For the last 3 or so months he’s been selling mostly pot at different spots around Berlin…making 10 dollars every time he closes a deal (that he splits with his partner. He takes the orders…his partner delivers the goods.). While he mainly sells pot, he says he can organize the other ‘best sellers’ of coke or ketamine. I ask him who his typical customer is and he says he gets a whole range of interested clients…from normal looking older Germans to people on their way to Berghain to hardcore addicts. This is why they ask everyone leaving the S-Bahn station if they’re looking to buy…because you never know who’s looking for a little distraction from real life.

He claims that the scene is actually well organized and there is no aggression from other dealers regarding territories or other topics, which leads me to ask him about the stabbings that happen seemingly every couple of weeks there in the area. He tells me, “Look…we are trying to get people to come here to buy from us, so it doesn’t do us any good to create a scene that people are scared of.” It is, however, a scene where you are dealing with people looking for sometimes harder drugs, and the whole ‘shady’ nature of the transactions due to its illegality can easily lead to high-stress situations that get out of hand. This makes logical sense to me…but I haven’t compared them to police reports to see if that is mostly the case. Regardless, this is not the easiest way to make a buck.

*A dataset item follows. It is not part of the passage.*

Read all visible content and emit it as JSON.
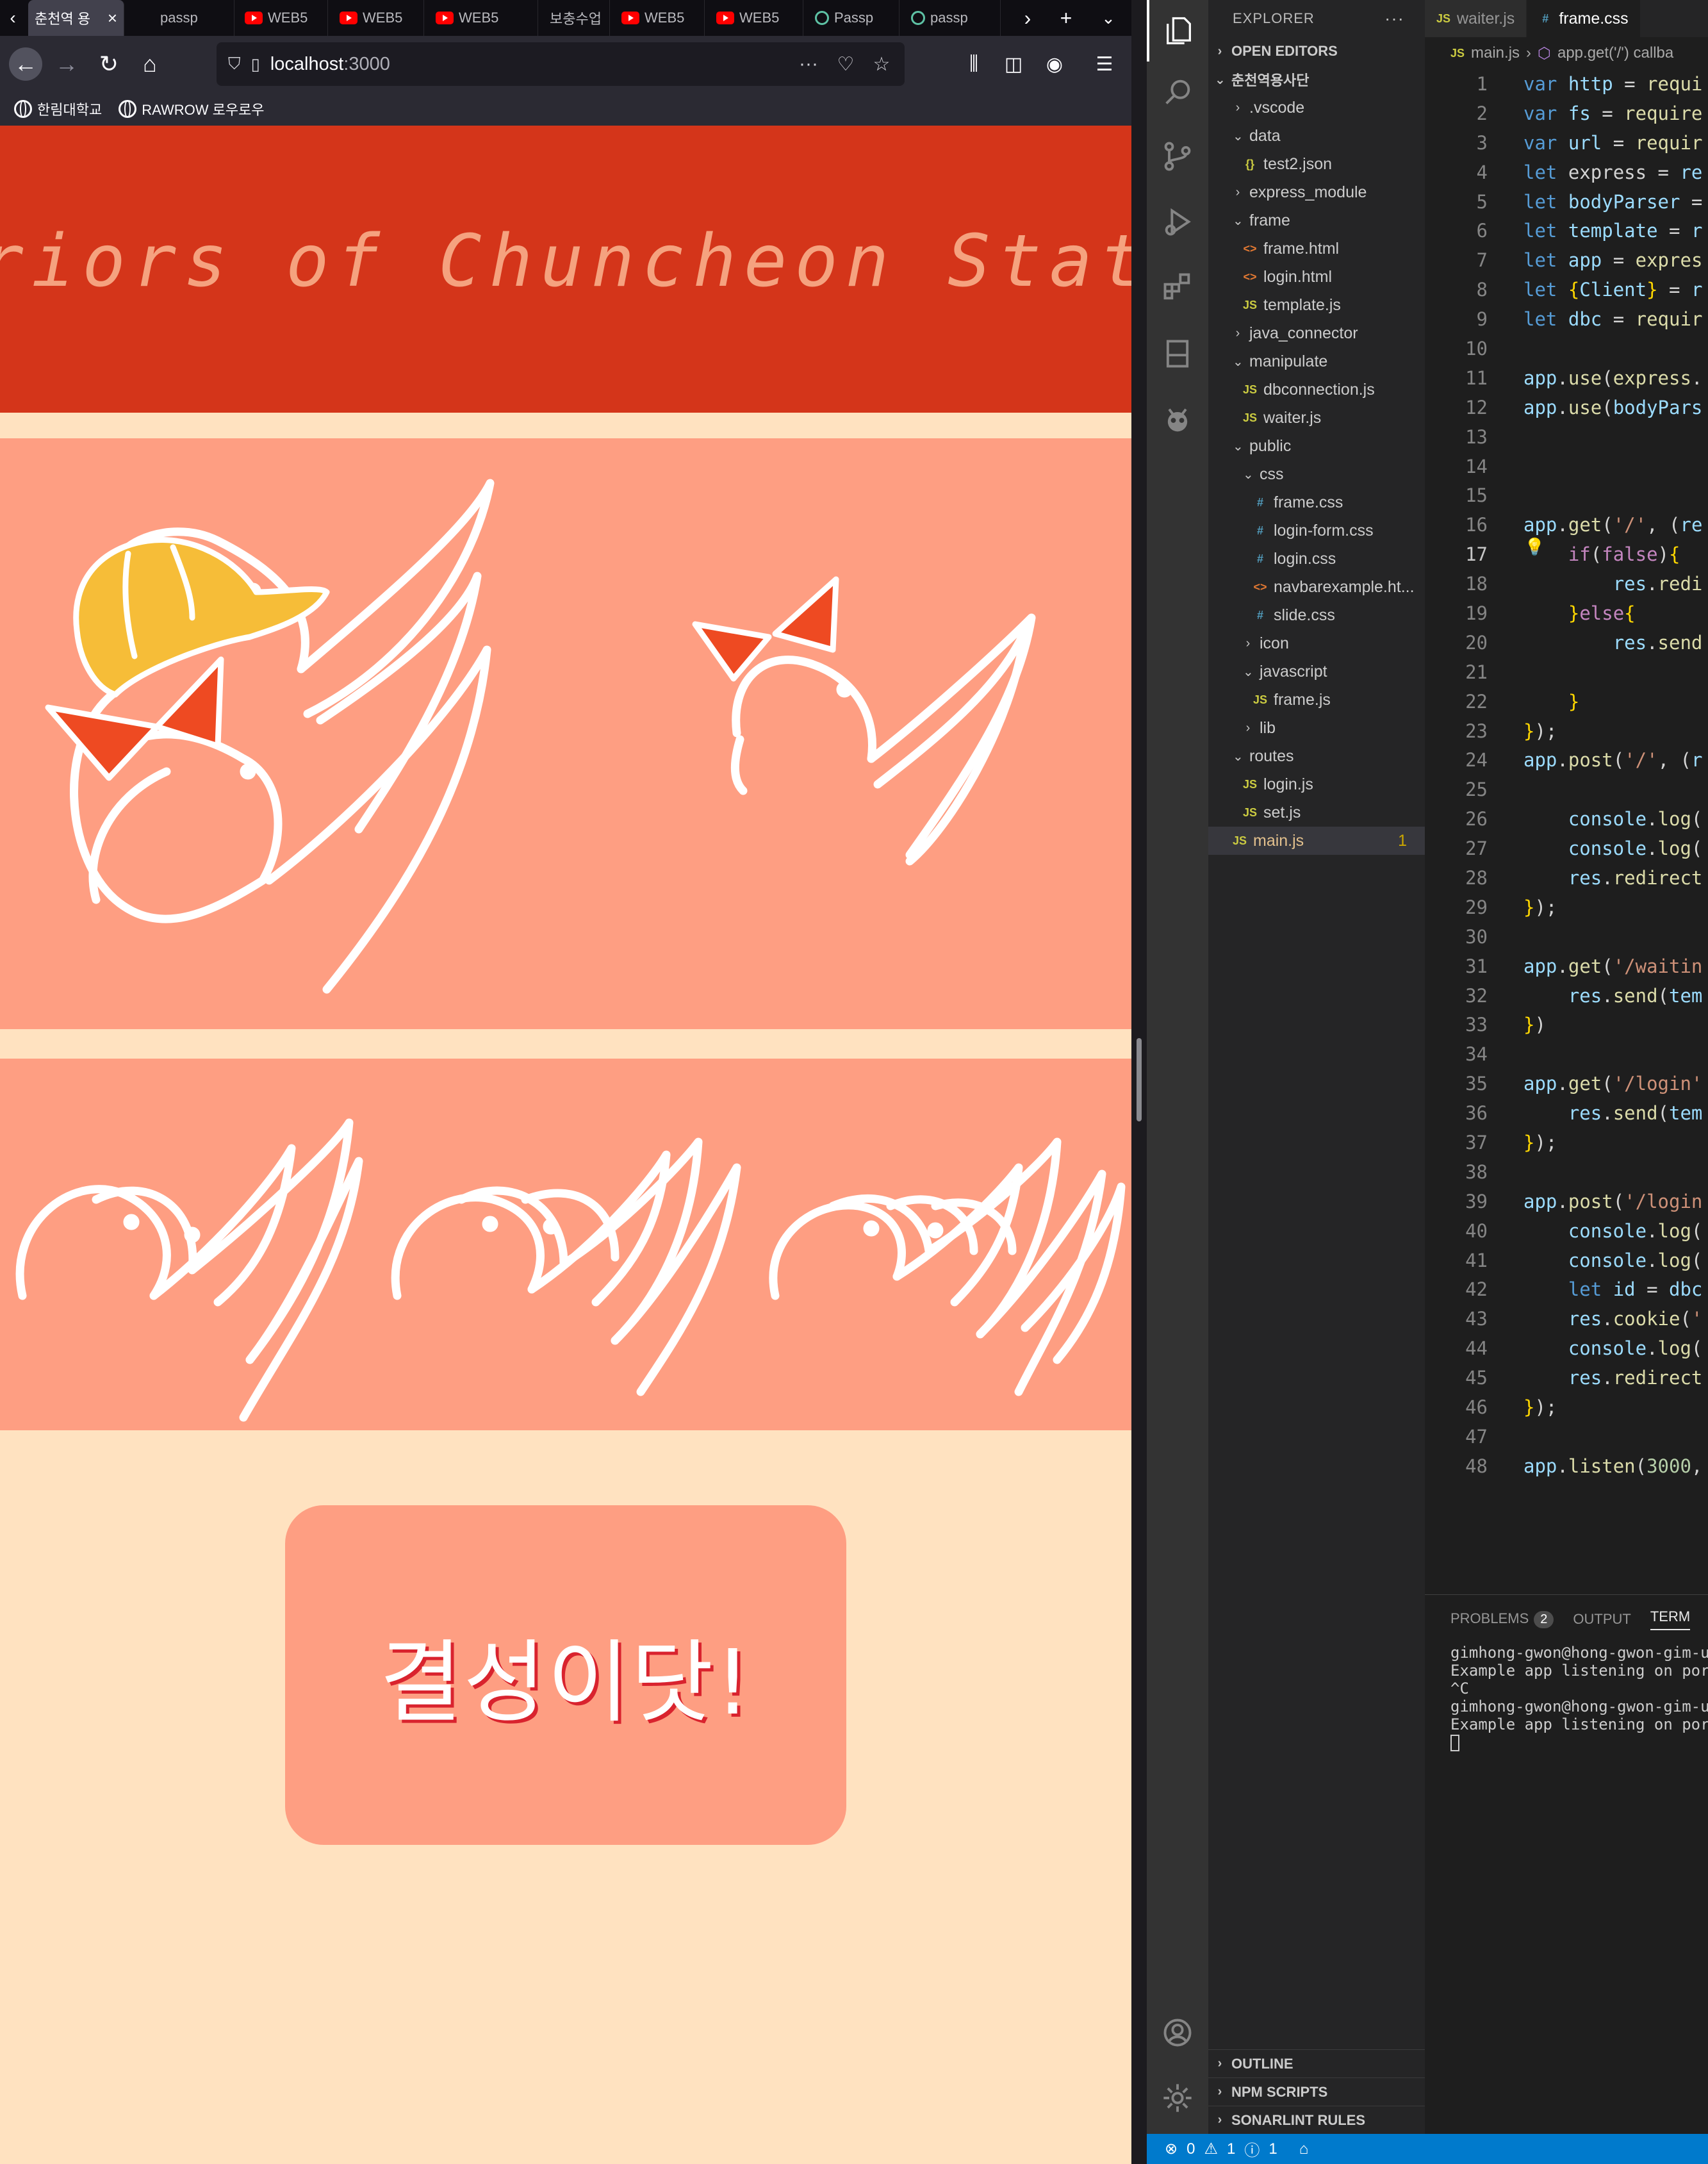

This is not his long-term plan though. He intends to make his status legal, but he admits that he hasn’t figured out how to do that quite yet. With his earnings he’s been taking German classes 3 hours a day, 5 days a week. And I must admit, after only being here for 4 months his German was incredibly good. He even found a German girlfriend which has made him even more committed to staying.
What strikes me most about Lateef, is that although he been ‘beaten up’ for a little bit by life and is not currently in a place he wants to be, he speaks in a tone of optimism our entire talk. Even though Berlin was a tactical choice, I asked him if he enjoyed the city. I would imagine he would have a warped perspective of the city from his current standpoint, but he surprisingly said that he loved Berlin. More specifically, he said, ‘I love Berlin, but it does not love me back.’ When I asked what he meant by that he said that thousands of people walk by him every day, most of them seeing him as a problem of the city, and many on their way to clubs that he could never get into. But he refuses to let it stop him from following his dream and talks of all the beautiful sites in Berlin and how he was shocked at how green it was. Keeping with his positive spirit he says, “someday it will love me back”.

I thanked him for his time and headed home. On my walk back I found myself reminded of the Biggie Smalls lyrics, “To all the people that lived above the buildings that I was hustlin’ in front of, Called the police on me when I was just tryin’ to make some money to feed my daughter (it’s all good)”. I’m not saying that all drug dealers are good-hearted people…but they are people…just trying to make it through this game of life like you and me.

(Note: Lateef is not his real name as all details that could make him identifiable have been removed from the story. I chose the Egyptian name Lateef as it means kind hearted…which I found fitting to his nature. Good luck Lateef.)